Interpretation of the mock communities

Running our pipeline with the default settings results in a number of false positives (all unavoidable as they come from conflicting marker sequences in the database, see the thapbi_pict conflicts command), and some false negatives (on top of the explained absence of Phytophthora boehmeriae). Specifically we have 6 unexplained false negatives on the 15 species mix, and are missing Phytophthora cactorum in all three samples of the 10 species mix.
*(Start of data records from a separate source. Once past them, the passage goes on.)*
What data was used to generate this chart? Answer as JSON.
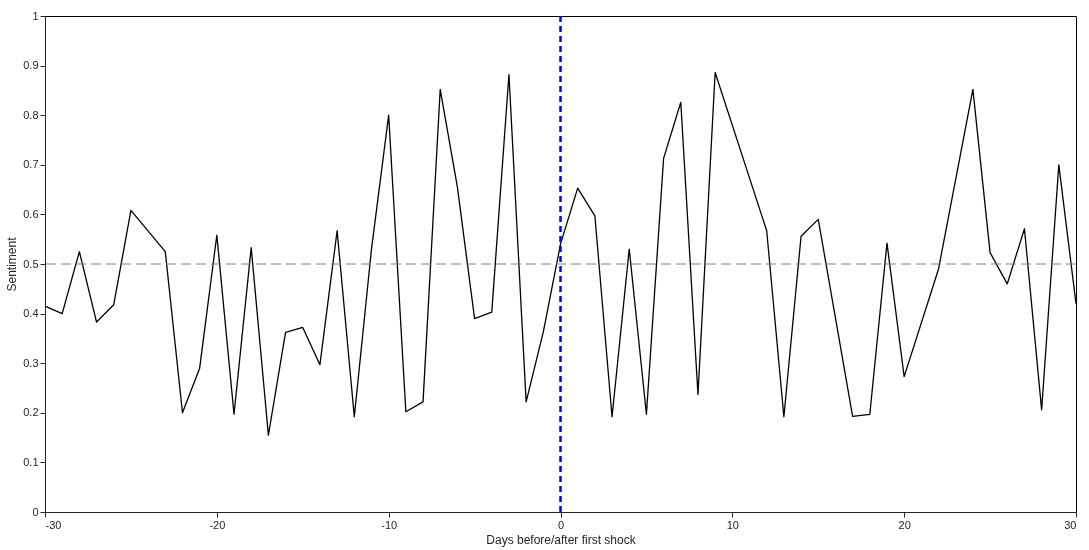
{
  "chart_data": {
    "type": "line",
    "xlabel": "Days before/after first shock",
    "ylabel": "Sentiment",
    "x": [
      -30,
      -29,
      -28,
      -27,
      -26,
      -25,
      -23,
      -22,
      -21,
      -20,
      -19,
      -18,
      -17,
      -16,
      -15,
      -14,
      -13,
      -12,
      -11,
      -10,
      -9,
      -8,
      -7,
      -6,
      -5,
      -4,
      -3,
      -2,
      -1,
      0,
      1,
      2,
      3,
      4,
      5,
      6,
      7,
      8,
      9,
      12,
      13,
      14,
      15,
      17,
      18,
      19,
      20,
      22,
      24,
      25,
      26,
      27,
      28,
      29,
      30
    ],
    "series": [
      {
        "color": "#000000",
        "values": [
          0.415,
          0.4,
          0.525,
          0.383,
          0.418,
          0.608,
          0.525,
          0.2,
          0.29,
          0.558,
          0.197,
          0.533,
          0.155,
          0.362,
          0.372,
          0.297,
          0.567,
          0.192,
          0.53,
          0.8,
          0.202,
          0.222,
          0.852,
          0.655,
          0.39,
          0.403,
          0.882,
          0.222,
          0.363,
          0.54,
          0.653,
          0.597,
          0.192,
          0.53,
          0.197,
          0.713,
          0.826,
          0.237,
          0.886,
          0.567,
          0.192,
          0.556,
          0.59,
          0.193,
          0.197,
          0.542,
          0.273,
          0.49,
          0.852,
          0.523,
          0.46,
          0.571,
          0.206,
          0.7,
          0.42
        ]
      }
    ],
    "xlim": [
      -30,
      30
    ],
    "xticks": [
      -30,
      -20,
      -10,
      0,
      10,
      20,
      30
    ],
    "ylim": [
      0,
      1
    ],
    "yticks": [
      0,
      0.1,
      0.2,
      0.3,
      0.4,
      0.5,
      0.6,
      0.7,
      0.8,
      0.9,
      1
    ],
    "grid": false,
    "ref_lines": [
      {
        "axis": "y",
        "value": 0.5,
        "color": "#808080",
        "line_style": "dashed"
      },
      {
        "axis": "x",
        "value": 0,
        "color": "#0000ff",
        "line_style": "dashed"
      }
    ]
  }
}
This means that with the default settings THAPBI PICT gives a more cautious set of predictions than the metapy tool used in the original data analysis (see Riddell et al. (2019) Table 1, Table 2) which appears to consider even singletons.

Attempting to compare the results in their Table 1 with our own numbers is complicated since it appears to show just one of the 10 species mixes (so the TP count is out of 10) while we used all three (for a TP count out of 30).
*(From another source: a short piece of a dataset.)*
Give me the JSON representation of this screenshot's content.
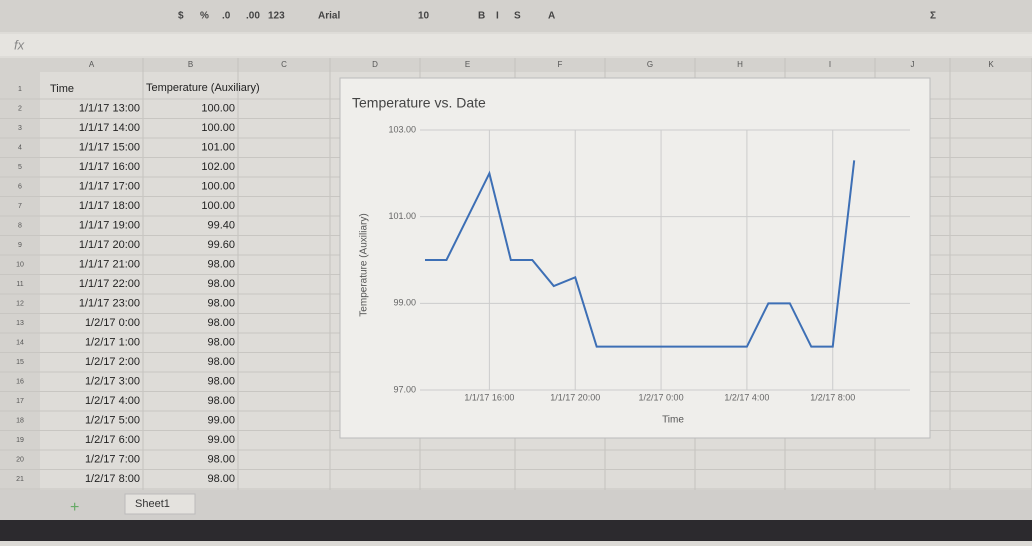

We can therefore pick a single representative sample for the 10 species mix, to make direct comparison more straightforward:

$ thapbi_pict assess -i summary/thapbi-pict.ITS1.onebp.tsv \
  expected/DNA15MIX.known.tsv expected/DNA10MIX_undiluted.known.tsv \
  | head -n 2 | cut -f 1-4,9,11
Assessed onebp vs known in 3 files (315 species; 2 samples)
#Species  TP  FP  FN  F1    Ad-hoc-loss
OVERALL   16  4   9   0.71  0.448

We can recover most of the missing species (the FN) by dropping the minimum abundance thresholds (which requires deleting the intermediate FASTA files, or using a different intermediate folder, and re-running with lower settings for -a and -f), at the cost of more FP.

For instance, we find traces of P. syringae with less than 10 reads in the 15 species mix (consistent with Table 2), and even P. boehmeriae with less than 10 reads in two of the 10 species mix (not reported in Table 2).

Interestingly even excluding only singletons (using -a 2 -f 0), we didn’t find any matches to Phytophthora cactorum in the three samples of the 10 species mix. However, there is a sequence perfectly matching database entries for P. idaei present at around 40 to 60 copies, and in light of the original paper, this is likely what was intended to be in the mixture as P. cactorum.

Again even excluding only singletons, we didn’t find any matches to P. plurivora in the 15 species mix (Table 2 in the original paper suggests present with only 2 reads).

We can optimise the threshold by maximising the F1 score and minimising ad-hoc-loss for these two samples. This is done at the end of the run.sh script with a simple parameter sweep of the absolute threshold (-a) with the fractional threshold unused (-f 0). This produces a simple table:

$ cut -f 1-4,9,11 summary/mocks_a2.assess-vs-abundance.tsv
<SEE TABLE BELOW>

Open the table in Excel if you prefer, the columns of particular interest:

#Threshold	TP	FP	FN	F1	Ad-hoc-loss
A=2	22	23	3	0.63	0.542
A=10	20	9	5	0.74	0.412
A=20	20	8	5	0.75	0.394
A=30	19	8	6	0.73	0.424
A=40	19	6	6	0.76	0.387
A=50	19	5	6	0.78	0.367
A=60	18	5	7	0.75	0.400
A=70	18	5	7	0.75	0.400
A=80	18	5	7	0.75	0.400
A=90	16	4	9	0.71	0.448
A=100	16	4	9	0.71	0.448

This suggests the optimal absolute abundance threshold for these two samples is in the region of 50 reads, giving 19 TP, 5 FP, and 6 FN for an F1 of 0.78 and ad-hoc-loss of 0.367. If we run the optimisation on all four samples (one with 15 species, three with 10 species), this suggests somewhere in between this and the default of 100.